- Theatrical release poster
- Spanish: Un hijo
- Directed by: Nacho La Casa
- Screenplay by: Juan R. Apolo; Nacho La Casa;
- Based on: Un hijo by Alejandro Palomas
- Starring: Hugo Silva; Macarena García; Ian Cortegoso;
- Cinematography: Santiago Racaj
- Edited by: Ana Álvarez-Ossorio
- Music by: Zeltia Montes
- Production companies: Capitán Araña; Guion Alto; Veleta Films AIE;
- Distributed by: Filmax
- Release dates: 15 November 2025 (Cairo); 8 May 2026 (Spain);
- Country: Spain
- Language: Spanish

= A Son (2025 film) =

A Son (Un hijo) is a 2025 Spanish drama film directed by Nacho La Casa based on the novel by Alejandro Palomas. It stars Hugo Silva, Macarena García, and newcomer Ian Cortegoso.

== Plot ==
Inexperienced school psychologist María tries to crack the meaning behind the drawings of suspiciously happy 8-year-old boy Guille, aggressive reluctance from Guille's father notwithstanding.

== Cast ==
- Ian Cortegoso as Guille
- Hugo Silva as Manuel
- Jesús Carroza as Roberto
- Macarena García as María

== Production ==
The film is based on the book of the same name by Alejandro Palomas.
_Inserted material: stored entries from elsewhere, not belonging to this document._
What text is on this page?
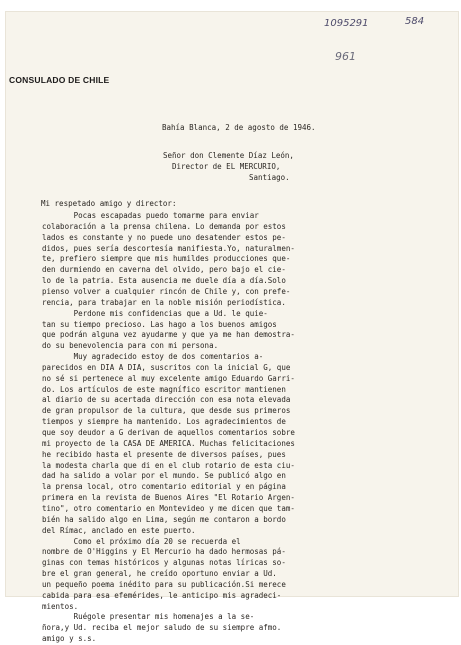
1095291	584
961
CONSULADO DE CHILE
Bahía Blanca, 2 de agosto de 1946.
Señor don Clemente Díaz León,
Director de EL MERCURIO,
Santiago.
Mi respetado amigo y director:
Pocas escapadas puedo tomarme para enviar
colaboración a la prensa chilena. Lo demanda por estos
lados es constante y no puede uno desatender estos pe-
didos, pues sería descortesía manifiesta.Yo, naturalmen-
te, prefiero siempre que mis humildes producciones que-
den durmiendo en caverna del olvido, pero bajo el cie-
lo de la patria. Esta ausencia me duele día a día.Solo
pienso volver a cualquier rincón de Chile y, con prefe-
rencia, para trabajar en la noble misión periodística.
Perdone mis confidencias que a Ud. le quie-
tan su tiempo precioso. Las hago a los buenos amigos
que podrán alguna vez ayudarme y que ya me han demostra-
do su benevolencia para con mi persona.
Muy agradecido estoy de dos comentarios a-
parecidos en DIA A DIA, suscritos con la inicial G, que
no sé si pertenece al muy excelente amigo Eduardo Garri-
do. Los artículos de este magnífico escritor mantienen
al diario de su acertada dirección con esa nota elevada
de gran propulsor de la cultura, que desde sus primeros
tiempos y siempre ha mantenido. Los agradecimientos de
que soy deudor a G derivan de aquellos comentarios sobre
mi proyecto de la CASA DE AMERICA. Muchas felicitaciones
he recibido hasta el presente de diversos países, pues
la modesta charla que di en el club rotario de esta ciu-
dad ha salido a volar por el mundo. Se publicó algo en
la prensa local, otro comentario editorial y en página
primera en la revista de Buenos Aires "El Rotario Argen-
tino", otro comentario en Montevideo y me dicen que tam-
bién ha salido algo en Lima, según me contaron a bordo
del Rímac, anclado en este puerto.
Como el próximo día 20 se recuerda el
nombre de O'Higgins y El Mercurio ha dado hermosas pá-
ginas con temas históricos y algunas notas líricas so-
bre el gran general, he creído oportuno enviar a Ud.
un pequeño poema inédito para su publicación.Si merece
cabida para esa efemérides, le anticipo mis agradeci-
mientos.
Ruégole presentar mis homenajes a la se-
ñora,y Ud. reciba el mejor saludo de su siempre afmo.
amigo y s.s.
It was produced by Capitán Araña, Guion Alto, and Veleta Films AIE, and it had the participation of RTVE, Movistar Plus+, and Canal Sur plus backing from Junta de Andalucía, the Madrid regional administration, Diputación Foral de Álava and Creative Europe MEDIA, and funding from ICO.

Shooting locations included Seville and Vitoria-Gasteiz.

== Release ==
A Son world premiered at the 46th Cairo International Film Festival on 15 November 2025.

Filmax is scheduled to release theatrically the film in Spain on 8 May 2026. Filmax also acquired world sales rights.

== Reception ==
In a 1½-star rating, Sergi Sánchez of La Razón decried the "deceptive and manipulative" final third of the film as an "infamy".

Salvador Llopart of La Vanguardia rated the film 4 out of 5 stars, deeming it to be "sensitive and not at all manipulative, [plus] directed with a steady hand" citing the entire cast to be "superb", specially Hugo Silva.

Manu Yáñez of Fotogramas rated A Son 3 out of 5 stars, citing "the fairy-tale atmosphere that pervades the entire film" as the best thing about it, while mentioning the mushy undertones of the third act as the worst thing about it.

Manuel J. Lombardo of Diario de Sevilla gave the film a 1-star rating, lamenting that there is no magic trick able to "rescue the film from the many problems, pitfalls and inconsistencies it is plagued by since its beginning".